AU « CHOEUR » DE LA VENTE DE DAVID BOWIE

: AuctionLab a sélectionné quelques chefs-d’oeuvre parmi les lots de la collection de David Bowie qui sera disperséE aux enchères les 10 et 11 novembre par Sotheby’s. Focus sur Jean-Michel Basquiat, les frères Castiglioni, Marcel Duchamp et Peter Shire.

Jean-Michel BASQUIATAir Power, 1984 (167,5 x 157,5 cm).

Cette toile représente à elle seule un tiers de l’estimation globale.

L’acquisition de cette oeuvre s’est faite juste après le film réalisé par Julian Schnabel en 1996. Bowie y jouait le rôle d’Andy Warhol. Le rapport que Basquiat entretenait avec la musique avait attiré Bowie. «Il n’est pas surprenant d’apprendre qu’il ambitionnait, sans s’en cacher, de devenir musicien de rock”, écrit David Bowie en parlant de Jean-Michel Basquiat dans le magazine Modern Painters en 1996. “Son œuvre se rapproche du rock comme très peu d’autres artistes ont su le faire».

Turnatable console de Pier Giacomo et Achille CASTIGLIONI : un tel instrument est plus que cohérent dans la collection d’un musicien tel que Bowie. Créé par les frères Castiglioni pour Brionvega, le meuble stéréo original est une pièce emblématique du design italien des années 1960. D’autres exemplaires sont visibles au Cooper Hewitt Smithsonian Design Museum de New York et au V&A de Londres.

Marcel DUCHAMP, « À bruit secret », daté 1964, numéroté 7/8.

Cette oeuvre a été réédité en 8 exemplaires à partir de la version originale de 1916 par la Galerie Schwarz.

« À bruit secret » est considéré par Marcel Duchamp comme un « readymade aidé », c’est-à-dire réalisé collectivement. L’œuvre est en effet le fruit d’une collaboration avec le collectionneur Walter Arensberg et la dramaturge Sophie Treadwell. La passion d’Arensberg pour les écritures cryptées inspire les inscriptions gravées sur les plaques et Treadwell contribue à leur traduction. Pour Duchamp, les lettres manquantes, remplacées par des points, évoquent ces enseignes au néon dans lesquelles certaines lettres restent parfois éteintes. Arensberg introduit en secret, dans la pelote de corde enserrée entre les deux plaques à vis, un objet que l’on entend si l’on secoue l’œuvre.

Peter SHIRE : Sofa « Big Sure »

Canapé en bois laqué recouvert de laine de couleurs.
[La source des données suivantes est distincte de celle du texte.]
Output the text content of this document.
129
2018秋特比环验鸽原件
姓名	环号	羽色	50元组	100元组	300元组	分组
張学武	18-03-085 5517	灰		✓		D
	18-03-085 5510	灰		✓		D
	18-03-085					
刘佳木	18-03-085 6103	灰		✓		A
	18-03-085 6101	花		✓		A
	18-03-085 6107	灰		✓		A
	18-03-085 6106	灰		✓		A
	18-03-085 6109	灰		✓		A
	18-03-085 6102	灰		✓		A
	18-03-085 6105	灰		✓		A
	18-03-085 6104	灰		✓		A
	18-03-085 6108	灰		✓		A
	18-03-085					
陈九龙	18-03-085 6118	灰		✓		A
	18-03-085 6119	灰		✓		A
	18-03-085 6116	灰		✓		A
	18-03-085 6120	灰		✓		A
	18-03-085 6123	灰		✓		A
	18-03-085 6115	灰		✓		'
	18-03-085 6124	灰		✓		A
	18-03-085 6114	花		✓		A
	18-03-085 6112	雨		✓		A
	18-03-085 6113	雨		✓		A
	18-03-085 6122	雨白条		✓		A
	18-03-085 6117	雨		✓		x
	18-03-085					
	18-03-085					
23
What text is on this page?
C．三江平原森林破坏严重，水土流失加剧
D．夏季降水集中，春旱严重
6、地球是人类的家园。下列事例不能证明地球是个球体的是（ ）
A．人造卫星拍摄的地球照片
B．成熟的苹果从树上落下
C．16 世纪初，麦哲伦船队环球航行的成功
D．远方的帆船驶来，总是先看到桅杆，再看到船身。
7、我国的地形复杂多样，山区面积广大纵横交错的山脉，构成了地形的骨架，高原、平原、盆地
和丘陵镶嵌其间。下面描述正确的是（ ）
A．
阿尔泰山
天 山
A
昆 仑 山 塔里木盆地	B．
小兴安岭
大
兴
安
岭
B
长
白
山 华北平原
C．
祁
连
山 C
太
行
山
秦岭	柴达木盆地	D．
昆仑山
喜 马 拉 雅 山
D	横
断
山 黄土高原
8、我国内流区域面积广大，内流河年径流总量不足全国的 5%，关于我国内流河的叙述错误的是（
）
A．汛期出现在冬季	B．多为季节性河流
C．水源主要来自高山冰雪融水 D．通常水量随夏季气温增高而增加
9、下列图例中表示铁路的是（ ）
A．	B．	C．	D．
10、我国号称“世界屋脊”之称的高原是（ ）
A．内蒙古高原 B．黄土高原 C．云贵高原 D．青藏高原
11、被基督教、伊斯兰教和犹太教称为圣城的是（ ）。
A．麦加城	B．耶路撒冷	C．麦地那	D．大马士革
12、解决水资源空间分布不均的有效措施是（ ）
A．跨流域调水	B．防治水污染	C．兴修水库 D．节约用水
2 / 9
Edition Memphis, dessiné en 1986.

210 x 72 x 96 cm

 

En 1981, quelques designers italiens — issus du studio de design Alchimia créé en 1979 et représentant le Nouveau Design Italien —  décident de fonder le groupe Memphis, guidés par Ettore Sottsass

Ils s’inscrivent à l’encontre du design classique avec leur tendance «  kitsch ».  Design d’humour plutôt que design fonctionnel, la production est plutôt éclectique.  Le processus de création est donc plus proche de l’expérimentation et du prototype. Sans avoir conçu ou écrit de manifeste, ils ont cependant quelques régularités dans leurs conceptions. La couleur est partie intégrante du projet :  jamais rajoutée après coup, elle fonctionne comme structure même du produit. La juxtaposition des masses colorées, des matériaux et des volumes créent une interaction qu’il s’agisse d’une résonance ou de dissociations. Les formes sont primaires : le cercle le cylindre, la ligne, cube, le parallélépipède. Peter Shire, sculpteur, céramiste et designer américain, gradué du Chouinard Art Institute of Los Angeles,  s’associa au groupe Memphis. On lui doit de nombreux meubles, assemblages de formes aux couleurs toujours unies, contrairement à la plupart des autres designers du groupe.